Par ailleurs, dans l’optique de renforcer la gestion durable des forêts classées, la SODEFOR a mis en place des comités paysans-forêts dans les localités où se trouvent des forêts classées. Ces comités ont certes permis d’impliquer davantage les populations riveraines dans la gestion des forêts classées mais ils n’ont pas véritablement instauré un dialogue inclusif et continu entre acteurs notamment les jeunes (filles et garçons) au cœur des conflits liés à l’accès aux terres forestières.

Le projet conjoint OIM-PNUD, financé par le Peace Building Fund (PBF) des Nations Unies, intitulé « Participation des jeunes à la gestion durable des ressources forestières pour le renforcement de la cohésion sociale dans la région Ouest de la Côte d’Ivoire » vise au renforcement de la cohésion sociale entre les occupants ou ex-occupants des Forêts classées de la Haute Dodo, du Scio, de Séguéla et les populations riveraines.

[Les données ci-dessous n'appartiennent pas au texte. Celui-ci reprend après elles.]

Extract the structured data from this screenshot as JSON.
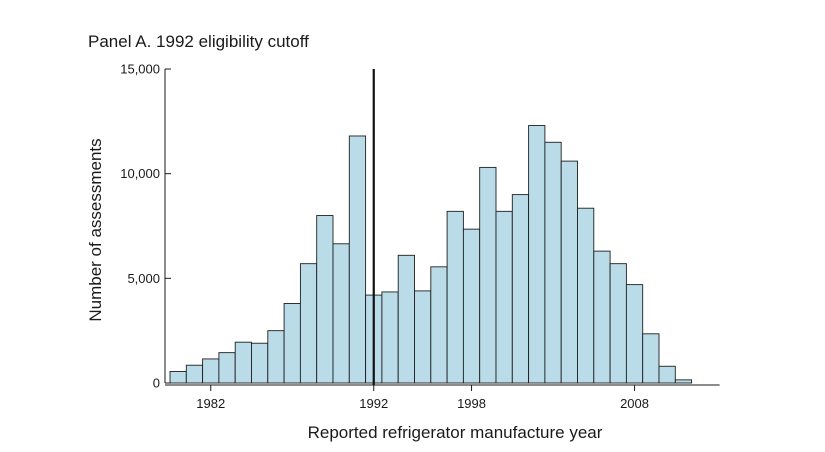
{
  "chart_data": {
    "type": "bar",
    "title": "Panel A. 1992 eligibility cutoff",
    "xlabel": "Reported refrigerator manufacture year",
    "ylabel": "Number of assessments",
    "categories": [
      1980,
      1981,
      1982,
      1983,
      1984,
      1985,
      1986,
      1987,
      1988,
      1989,
      1990,
      1991,
      1992,
      1993,
      1994,
      1995,
      1996,
      1997,
      1998,
      1999,
      2000,
      2001,
      2002,
      2003,
      2004,
      2005,
      2006,
      2007,
      2008,
      2009,
      2010,
      2011
    ],
    "values": [
      550,
      850,
      1150,
      1450,
      1950,
      1900,
      2500,
      3800,
      5700,
      8000,
      6650,
      11800,
      4200,
      4350,
      6100,
      4400,
      5550,
      8200,
      7350,
      10300,
      8200,
      9000,
      12300,
      11500,
      10600,
      8350,
      6300,
      5700,
      4700,
      2350,
      800,
      150
    ],
    "ylim": [
      0,
      15000
    ],
    "yticks": [
      0,
      5000,
      10000,
      15000
    ],
    "ytick_labels": [
      "0",
      "5,000",
      "10,000",
      "15,000"
    ],
    "xticks": [
      1982,
      1992,
      1998,
      2008
    ],
    "xtick_labels": [
      "1982",
      "1992",
      "1998",
      "2008"
    ],
    "cutoff_year": 1992,
    "bar_fill": "#b9dce8",
    "bar_stroke": "#1f1f1f"
  }
}
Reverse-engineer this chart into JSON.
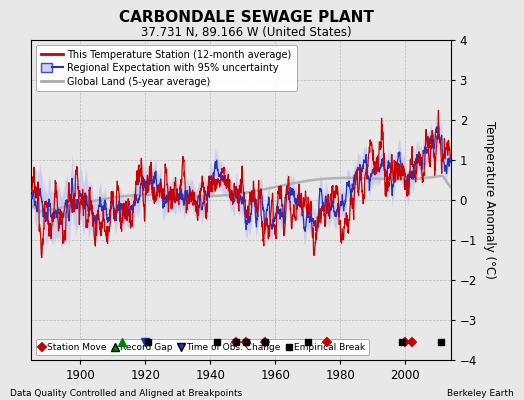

Il devra contribuer à répondre aux causes structurelles des tensions entre les jeunes des communautés concernées, à travers deux axes d’intervention :

1) Renforcement de la cohabitation pacifique entre les jeunes (filles et garçons) des communautés riveraines et ceux des communautés allogènes et allochtones délocalisées des forêts classées ;

2) Renforcement de la gestion participative et inclusive des forêts classées comme levier pour la prévention des litiges/conflits liés à l’accès à ces forêts.

Pour une compréhension actualisée de la situation et mise en œuvre plus efficace des activités futures, un diagnostic initial des sept localités identifiées par les partenaires étatiques (au niveau centralisé et décentralisé) s’est avéré nécessaire.